As more and more people decide by choice or otherwise to work for themselves, rather than become traditional employees, the difference in the way groups of workers are taxed has become front page news.
Need to compare like with like
Unfortunately, when Government officials and news organisations make statements relating to the disparity between the taxes paid by employees and the ‘self employed’ / company owners, they rarely compare like with like.
When making comparisons, commentators rarely consider the work-related expenses contractors have to fund themselves, which permanent staff take for granted – such as pensions, accountancy fees, insurance, training, time off for holidays / illness / time between contracts.
More seriously, however, when it comes to the tax rates paid by different types of worker, some prominent news organisations are simply printing nonsense.
“Company owners pay just 20% tax on their earnings!”
How often have you heard the statement “people working through their own companies pay just 20% tax”?
See this Guardian article for a classic example:
“Professionals in the media, IT and nursing set up a company to cut their tax to about 20% by offsetting a series of expenses against their earnings.”
Last month, highlighting the use of limited companies, this article in the Daily Mail stated:
“…the arrangement allows workers to be taxed as a company rather than as an individual. That attracts corporation tax of around 20 per cent instead of income tax of up to 45 per cent. Beneficiaries also avoid national insurance and can receive a slice of any dividends tax free.”
Earlier this month, the Daily Mirror – while shaming BBC ‘stars’ for their high levels of remuneration – claimed that “their salaries are routed through personal service companies so they pay only 20 per cent corporation tax.”
Press reports are disingenuous at best
The problem with these press stories, and dozens like them, is that the headline-grabbing ‘20%’ tax rate refers to the Corporation Tax paid by companies on their profits (the current CT rate is actually 19%).
However, simply mentioning the corporate tax rate and neglecting to mention further taxes paid on income by limited companies is disingenuous.
As our readers will know, once company income has been subject to Corporation Tax, any retained profit can be drawn down as dividends.

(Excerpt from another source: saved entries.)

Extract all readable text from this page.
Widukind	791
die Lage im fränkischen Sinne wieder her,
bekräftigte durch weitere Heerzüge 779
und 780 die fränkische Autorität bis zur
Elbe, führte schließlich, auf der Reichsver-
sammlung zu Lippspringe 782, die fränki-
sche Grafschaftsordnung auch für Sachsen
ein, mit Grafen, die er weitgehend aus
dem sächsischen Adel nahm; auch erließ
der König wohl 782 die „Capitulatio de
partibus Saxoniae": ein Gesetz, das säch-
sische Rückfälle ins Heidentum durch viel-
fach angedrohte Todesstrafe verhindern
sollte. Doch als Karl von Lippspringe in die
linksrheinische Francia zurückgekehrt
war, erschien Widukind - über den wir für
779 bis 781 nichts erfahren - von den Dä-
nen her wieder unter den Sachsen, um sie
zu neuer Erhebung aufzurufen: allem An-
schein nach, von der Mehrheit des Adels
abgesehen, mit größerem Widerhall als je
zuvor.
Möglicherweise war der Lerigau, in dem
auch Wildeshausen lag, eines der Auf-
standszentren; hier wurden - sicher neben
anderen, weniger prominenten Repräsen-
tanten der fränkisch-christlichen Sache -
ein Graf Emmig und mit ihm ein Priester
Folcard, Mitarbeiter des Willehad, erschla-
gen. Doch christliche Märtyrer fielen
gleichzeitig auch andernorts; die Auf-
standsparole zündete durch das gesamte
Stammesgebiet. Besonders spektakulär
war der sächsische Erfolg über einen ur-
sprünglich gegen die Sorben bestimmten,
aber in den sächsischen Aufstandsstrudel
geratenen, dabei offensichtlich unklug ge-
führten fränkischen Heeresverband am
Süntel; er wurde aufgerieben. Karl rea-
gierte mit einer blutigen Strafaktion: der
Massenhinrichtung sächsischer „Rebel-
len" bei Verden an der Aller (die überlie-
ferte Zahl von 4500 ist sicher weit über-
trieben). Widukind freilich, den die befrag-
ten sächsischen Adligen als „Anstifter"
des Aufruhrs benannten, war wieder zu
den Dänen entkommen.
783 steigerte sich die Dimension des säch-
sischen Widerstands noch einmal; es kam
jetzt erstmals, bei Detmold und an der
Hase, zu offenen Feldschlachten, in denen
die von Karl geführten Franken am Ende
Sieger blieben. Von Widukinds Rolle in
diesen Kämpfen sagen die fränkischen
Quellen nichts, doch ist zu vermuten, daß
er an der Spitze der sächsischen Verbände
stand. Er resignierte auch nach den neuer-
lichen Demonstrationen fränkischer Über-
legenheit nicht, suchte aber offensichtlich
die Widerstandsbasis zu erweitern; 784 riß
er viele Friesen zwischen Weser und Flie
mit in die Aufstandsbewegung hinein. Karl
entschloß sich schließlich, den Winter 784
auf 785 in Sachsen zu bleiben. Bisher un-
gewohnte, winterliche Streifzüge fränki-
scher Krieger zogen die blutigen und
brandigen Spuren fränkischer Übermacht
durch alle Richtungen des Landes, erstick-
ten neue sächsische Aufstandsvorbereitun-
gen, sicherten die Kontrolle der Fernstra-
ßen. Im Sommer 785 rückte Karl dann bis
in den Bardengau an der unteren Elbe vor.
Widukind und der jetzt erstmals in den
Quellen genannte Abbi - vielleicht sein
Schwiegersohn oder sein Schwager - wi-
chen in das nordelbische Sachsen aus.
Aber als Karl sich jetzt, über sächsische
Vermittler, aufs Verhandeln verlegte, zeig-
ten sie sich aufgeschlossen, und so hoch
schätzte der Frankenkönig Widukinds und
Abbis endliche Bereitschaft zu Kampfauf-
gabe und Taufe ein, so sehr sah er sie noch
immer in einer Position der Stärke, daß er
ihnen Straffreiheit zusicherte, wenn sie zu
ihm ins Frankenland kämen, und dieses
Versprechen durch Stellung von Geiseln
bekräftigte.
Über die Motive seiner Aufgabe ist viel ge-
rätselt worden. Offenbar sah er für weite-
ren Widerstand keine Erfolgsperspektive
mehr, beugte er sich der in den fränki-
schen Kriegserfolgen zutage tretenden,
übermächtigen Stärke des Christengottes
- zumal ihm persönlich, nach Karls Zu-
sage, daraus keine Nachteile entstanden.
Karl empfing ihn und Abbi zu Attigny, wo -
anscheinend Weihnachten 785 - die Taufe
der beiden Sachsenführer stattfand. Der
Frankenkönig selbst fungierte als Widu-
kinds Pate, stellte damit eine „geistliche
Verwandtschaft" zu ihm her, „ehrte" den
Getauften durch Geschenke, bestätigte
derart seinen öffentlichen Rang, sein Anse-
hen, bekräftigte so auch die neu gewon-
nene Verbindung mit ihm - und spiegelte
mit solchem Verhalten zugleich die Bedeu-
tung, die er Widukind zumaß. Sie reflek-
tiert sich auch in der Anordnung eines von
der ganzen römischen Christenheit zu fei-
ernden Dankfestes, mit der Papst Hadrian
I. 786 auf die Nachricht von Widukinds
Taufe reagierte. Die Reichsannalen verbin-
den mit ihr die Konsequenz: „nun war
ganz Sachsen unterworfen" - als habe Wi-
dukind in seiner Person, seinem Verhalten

This dividend income is then subject to additional personal tax – payable via self-assessment. Most company owners also receive a salary, which may or may not be subject to further income tax.
Of course, these ‘tax dodging’ stories would lose their impact if they contained all the facts, wouldn’t they?
Unfortunately, given the lack of public sympathy towards the tax burden suffered by self-employed professionals (the huge April 2016 dividend tax hike is a great example), these stories are unlikely to go away any time soon!